6

I have the task of porting some python code to Scala for research purposes. Now I use the Apache Math3 commons library and am having difficulty with the MersenneTwister.

In Python:

SEED = 1234567890

PRIMARY_RNG = random.Random()
PRIMARY_RNG.seed(SEED)
n = PRIMARY_RNG.randrange((2**31) - 1) #1977150888

In Scala:

val Seed = 1234567890
val PrimaryRNG = new MersenneTwister(Seed)
val n = PrimaryRNG.nextInt(Int.MaxValue) //1328851649

What am I missing here? Both are MersenneTwister's,
and Int.MaxValue = 2147483647 = (2**31) - 1

WiR3D
  • 1,465
  • 20
  • 23
  • 2
    genuinely curious - why is MersenneTwister better than UUID generated by Java util? –  Aug 04 '14 at 20:37
  • Good question - in the python source they say its the best, honestly though its out of the scope of the question, since I am replicating results. But I'm also curious – WiR3D Aug 04 '14 at 20:59
  • 1
    has you also tried colt just to see the difference between these implementations? Also, since its a random number generator (unless I misunderstood), why should the values not be different? –  Aug 04 '14 at 21:04
  • Because its a Pseudo random number generator, so if you feed it a seed and the first call will always result in the same number. Also I am using Apache Math3 for a number of other functions and including 2 math libraries is a bit of a waste, also afaik Math3 is pretty comprehensive. – WiR3D Aug 04 '14 at 21:22
  • 1
    Looking through the C code that python uses [here](http://svn.python.org/projects/python/trunk/Modules/_randommodule.c) and the Apache Math code [here](https://apache.googlesource.com/commons-math/+/48b1e6a0fb7d6dc3097a7edda3065d3c04684d20/src/main/java/org/apache/commons/math3/random/MersenneTwister.java) it seems that the Python equivalent of `MersenneTwister.next(bits)` is the `generate_int32(...)` method and the two look pretty much identical however the rest of the implementations are somewhat different. – SamYonnou Aug 04 '14 at 22:30
  • @SamYonnou now if only that was reversed. – WiR3D Aug 04 '14 at 22:47

3 Answers3

3

Apache Commons Math apparently uses an integer as the base source of randomness, though I'm not quite sure how it extracts it, while Python uses the double generated by a C version of the algorithm.

There may also be differences in how the seed values are processed, but since they don't even read out the bits in the same way, one wouldn't expect them to be comparable even if the underlying pseudorandom generator is the same.

Rex Kerr
  • 166,841
  • 26
  • 322
  • 407
2

As I have already posted in the comments the main algorithm to get the next integer is the same between Python and Apache Math (source code here, here, and here).

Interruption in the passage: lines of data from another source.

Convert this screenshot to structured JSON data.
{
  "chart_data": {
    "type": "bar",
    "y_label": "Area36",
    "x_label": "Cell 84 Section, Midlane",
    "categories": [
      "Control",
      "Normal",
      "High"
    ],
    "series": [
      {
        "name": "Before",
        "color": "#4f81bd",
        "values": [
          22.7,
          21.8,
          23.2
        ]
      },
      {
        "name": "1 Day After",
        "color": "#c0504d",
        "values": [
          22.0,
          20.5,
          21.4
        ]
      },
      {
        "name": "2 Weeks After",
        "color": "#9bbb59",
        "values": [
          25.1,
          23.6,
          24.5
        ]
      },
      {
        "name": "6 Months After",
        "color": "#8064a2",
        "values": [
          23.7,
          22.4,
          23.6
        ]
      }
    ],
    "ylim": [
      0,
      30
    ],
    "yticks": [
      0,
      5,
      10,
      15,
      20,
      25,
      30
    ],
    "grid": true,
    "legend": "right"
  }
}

Tracing through the code it seems that the main difference is in how the two versions seed the generator. The Python version will convert the given seed into an array and seed from the array while the Apache Math version has a separate algorithm for seeding from a single number. Thus in order to get the Apache Math nextInt(...) method to act in the save way as the Python randrange(...) method you should seed the Apache Math version with an array.

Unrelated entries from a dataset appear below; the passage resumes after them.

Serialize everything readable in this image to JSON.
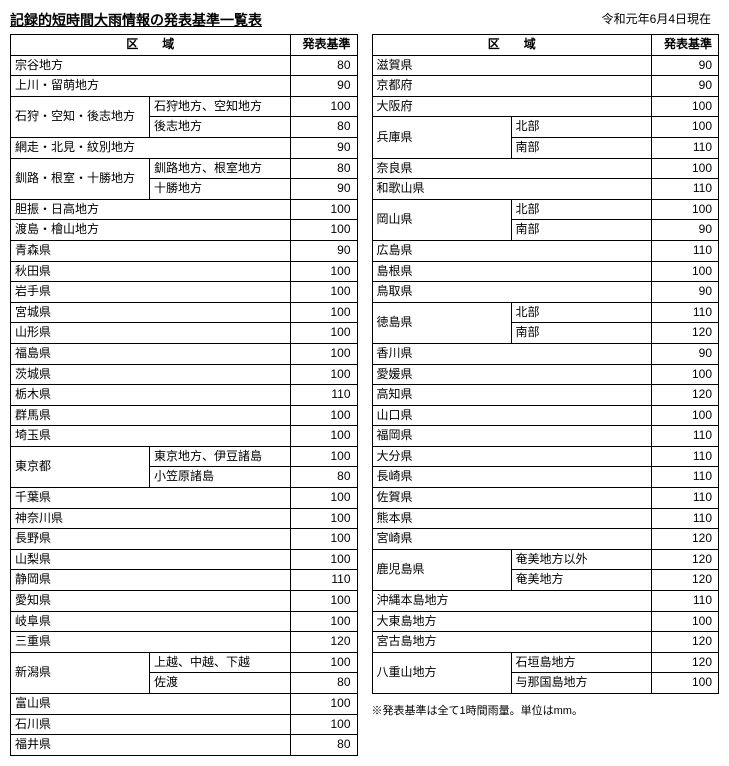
{
  "title": "記録的短時間大雨情報の発表基準一覧表",
  "date": "令和元年6月4日現在",
  "note": "※発表基準は全て1時間雨量。単位はmm。",
  "headers": {
    "region": "区　　域",
    "standard": "発表基準"
  },
  "left": [
    {
      "region": "宗谷地方",
      "val": 80
    },
    {
      "region": "上川・留萌地方",
      "val": 90
    },
    {
      "region": "石狩・空知・後志地方",
      "rowspan": 2,
      "sub": "石狩地方、空知地方",
      "val": 100
    },
    {
      "sub": "後志地方",
      "val": 80
    },
    {
      "region": "網走・北見・紋別地方",
      "val": 90
    },
    {
      "region": "釧路・根室・十勝地方",
      "rowspan": 2,
      "sub": "釧路地方、根室地方",
      "val": 80
    },
    {
      "sub": "十勝地方",
      "val": 90
    },
    {
      "region": "胆振・日高地方",
      "val": 100
    },
    {
      "region": "渡島・檜山地方",
      "val": 100
    },
    {
      "region": "青森県",
      "val": 90
    },
    {
      "region": "秋田県",
      "val": 100
    },
    {
      "region": "岩手県",
      "val": 100
    },
    {
      "region": "宮城県",
      "val": 100
    },
    {
      "region": "山形県",
      "val": 100
    },
    {
      "region": "福島県",
      "val": 100
    },
    {
      "region": "茨城県",
      "val": 100
    },
    {
      "region": "栃木県",
      "val": 110
    },
    {
      "region": "群馬県",
      "val": 100
    },
    {
      "region": "埼玉県",
      "val": 100
    },
    {
      "region": "東京都",
      "rowspan": 2,
      "sub": "東京地方、伊豆諸島",
      "val": 100
    },
    {
      "sub": "小笠原諸島",
      "val": 80
    },
    {
      "region": "千葉県",
      "val": 100
    },
    {
      "region": "神奈川県",
      "val": 100
    },
    {
      "region": "長野県",
      "val": 100
    },
    {
      "region": "山梨県",
      "val": 100
    },
    {
      "region": "静岡県",
      "val": 110
    },
    {
      "region": "愛知県",
      "val": 100
    },
    {
      "region": "岐阜県",
      "val": 100
    },
    {
      "region": "三重県",
      "val": 120
    },
    {
      "region": "新潟県",
      "rowspan": 2,
      "sub": "上越、中越、下越",
      "val": 100
    },
    {
      "sub": "佐渡",
      "val": 80
    },
    {
      "region": "富山県",
      "val": 100
    },
    {
      "region": "石川県",
      "val": 100
    },
    {
      "region": "福井県",
      "val": 80
    }
  ],
  "right": [
    {
      "region": "滋賀県",
      "val": 90
    },
    {
      "region": "京都府",
      "val": 90
    },
    {
      "region": "大阪府",
      "val": 100
    },
    {
      "region": "兵庫県",
      "rowspan": 2,
      "sub": "北部",
      "val": 100
    },
    {
      "sub": "南部",
      "val": 110
    },
    {
      "region": "奈良県",
      "val": 100
    },
    {
      "region": "和歌山県",
      "val": 110
    },
    {
      "region": "岡山県",
      "rowspan": 2,
      "sub": "北部",
      "val": 100
    },
    {
      "sub": "南部",
      "val": 90
    },
    {
      "region": "広島県",
      "val": 110
    },
    {
      "region": "島根県",
      "val": 100
    },
    {
      "region": "鳥取県",
      "val": 90
    },
    {
      "region": "徳島県",
      "rowspan": 2,
      "sub": "北部",
      "val": 110
    },
    {
      "sub": "南部",
      "val": 120
    },
    {
      "region": "香川県",
      "val": 90
    },
    {
      "region": "愛媛県",
      "val": 100
    },
    {
      "region": "高知県",
      "val": 120
    },
    {
      "region": "山口県",
      "val": 100
    },
    {
      "region": "福岡県",
      "val": 110
    },
    {
      "region": "大分県",
      "val": 110
    },
    {
      "region": "長崎県",
      "val": 110
    },
    {
      "region": "佐賀県",
      "val": 110
    },
    {
      "region": "熊本県",
      "val": 110
    },
    {
      "region": "宮崎県",
      "val": 120
    },
    {
      "region": "鹿児島県",
      "rowspan": 2,
      "sub": "奄美地方以外",
      "val": 120
    },
    {
      "sub": "奄美地方",
      "val": 120
    },
    {
      "region": "沖縄本島地方",
      "val": 110
    },
    {
      "region": "大東島地方",
      "val": 100
    },
    {
      "region": "宮古島地方",
      "val": 120
    },
    {
      "region": "八重山地方",
      "rowspan": 2,
      "sub": "石垣島地方",
      "val": 120
    },
    {
      "sub": "与那国島地方",
      "val": 100
    }
  ]
}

(I don't know Scala so the following code is in Java)

MersenneTwister rng = new MersenneTwister();
rng.setSeed(new int[] {1234567890});
System.out.println(rng.nextInt(Integer.MAX_VALUE)); // 1977150888

Note also that all of the other methods such as random() vs. nextDouble() are completely different so this seeding mechanism will probably only work to make nextInt(...) and randrange(...) to return the same results.

SamYonnou
  • 2,068
  • 1
  • 19
  • 23
0

In case anyone needs to do this, I came up with a working version based on the CPython implementation here.

Note: If you seed with a string, random.seed() changed between Python 2 and 3. The pythonStringHash function here is compatible with the Python 2 version, or in Python 3, random.seed(s, version=1).

private static long pythonStringHash(String s) {
  char[] chars = s.toCharArray();
  long x;
  if (s.isEmpty()) {
    x = 0;
  } else {
    x = chars[0] << 7;
  }

  for (char c : chars) {
    x = ((1000003 * x) ^ c);
  }

  x ^= chars.length;
  if (x == -1) {
    return -2;
  }
  return x;
}

private static void pythonSeed(MersenneTwister random, long seed) {
  int[] intArray;
  if (Long.numberOfLeadingZeros(seed) >= 32) {
    intArray = new int[] { (int) seed };
  } else {
    intArray = new int[] { (int) seed, (int) (seed >> 32) };
  }
  random.setSeed(intArray);
}

public static RandomGenerator pythonSeededRandom(String seed) {
  MersenneTwister random = new MersenneTwister();
  pythonSeed(random, pythonStringHash(seed));
  return random;
}

From there, pythonSeededRandom("foo").nextDouble() should be equal to random.seed("foo"); random.random().